Assume a cohort of 1000 individuals with ages range from 20 to 40, M/F gender, and 8 chromosomes that may be of African/Asian/European ancestry (e.g., 25-M-Af-Eu-Af-As-Eu-Eu-As-As). Your goal is to develop a Matlab/R code that will optimize pairing of the most similar individuals. The scoring scheme is as follows: every category/chromosome where individuals match equals one point (age difference of 5<=years is considered a match). An identical individual pair worth 10 points and the maximum score you can get is 10,000. Leaving individuals unpaired has a penalty of 5 points per individual.Include a code to generate this dataset and some plot showing the scoring distribution of your code for multiple datasets.

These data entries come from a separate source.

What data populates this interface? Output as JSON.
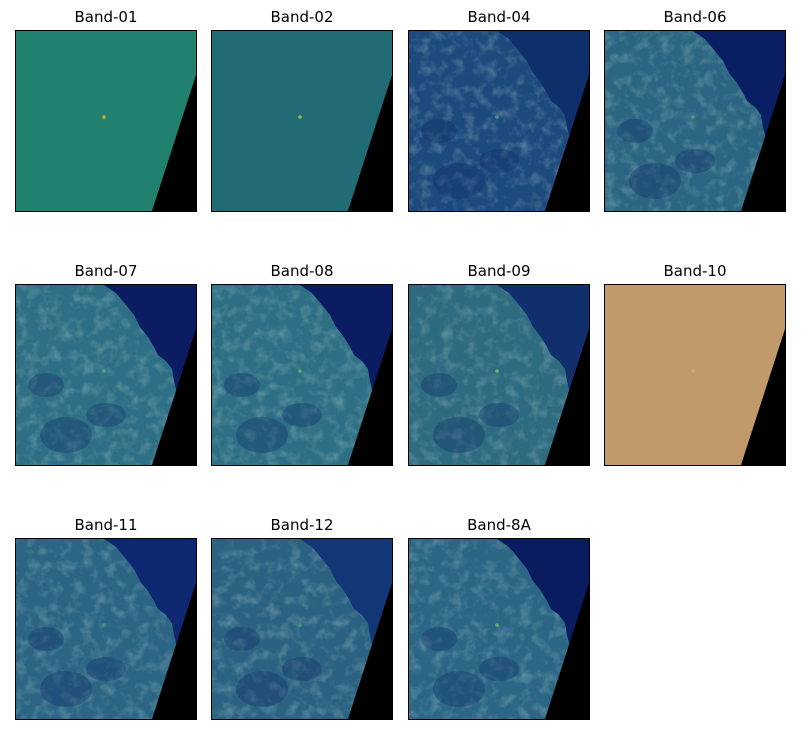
{
  "figure": {
    "panels": [
      {
        "title": "Band-01",
        "style": "flat",
        "land_color": "#21816e",
        "sea_color": "#21816e",
        "hot_color": "#c8b23a"
      },
      {
        "title": "Band-02",
        "style": "flat",
        "land_color": "#216b74",
        "sea_color": "#216b74",
        "hot_color": "#8fba4a"
      },
      {
        "title": "Band-04",
        "style": "textured",
        "land_color": "#1d4a7d",
        "sea_color": "#0d2f6c",
        "hot_color": "#3d9a6a"
      },
      {
        "title": "Band-06",
        "style": "textured",
        "land_color": "#2b6582",
        "sea_color": "#0a1f63",
        "hot_color": "#43a678"
      },
      {
        "title": "Band-07",
        "style": "textured",
        "land_color": "#2f6f85",
        "sea_color": "#0b1c62",
        "hot_color": "#48ab7a"
      },
      {
        "title": "Band-08",
        "style": "textured",
        "land_color": "#2f6f85",
        "sea_color": "#0b1c62",
        "hot_color": "#6ab555"
      },
      {
        "title": "Band-09",
        "style": "textured",
        "land_color": "#2e6a80",
        "sea_color": "#112f6d",
        "hot_color": "#76b848"
      },
      {
        "title": "Band-10",
        "style": "flat",
        "land_color": "#c19a6b",
        "sea_color": "#c19a6b",
        "hot_color": "#c9a57a"
      },
      {
        "title": "Band-11",
        "style": "textured",
        "land_color": "#2c6584",
        "sea_color": "#0d2870",
        "hot_color": "#3e9b74"
      },
      {
        "title": "Band-12",
        "style": "textured",
        "land_color": "#2b6282",
        "sea_color": "#123776",
        "hot_color": "#3e9b74"
      },
      {
        "title": "Band-8A",
        "style": "textured",
        "land_color": "#2c6685",
        "sea_color": "#0a1c60",
        "hot_color": "#5ab066"
      }
    ],
    "nodata_color": "#000000"
  }
}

Steps carried out by R script for comparison algorithim
-
generates dataframe
-
creates distance matrix for all combinations of matched pairs according to age difference metric.
-
creates function to calculate score of matched rows.
-
make 1000 x 1000 matrix of where age difference are greater than 5
-
make 1000 x 1000 matrix of all normalised scores between pairs
-
Add the two 1000 x 1000 matrices together and remove all entries greater than 1
-
convert matrix of scores back to unnormalised form.
-
Use this matrix to collect all pairs corresponding to the 10, 7, 6, 5, 4, 3,2,1, -5 scores.
-
remove duplicates from 10's data frame remove duplicates from 7's dataframe remove individuals already in 10 from 7 and combine both data frames remove duplicates
-
repeat step 9 for 6's 5's, 4's 3' 2's 1's and -5's data frames.
The R script "main.R" takes about 10 minutes to run. It then generates a .xlsx file showing all the matched pairs and their corresponding score. The "run_results_summary.xlsx" file shows the number of matched pairs, total score, median and mean of 15 different runs of the "main.R" script.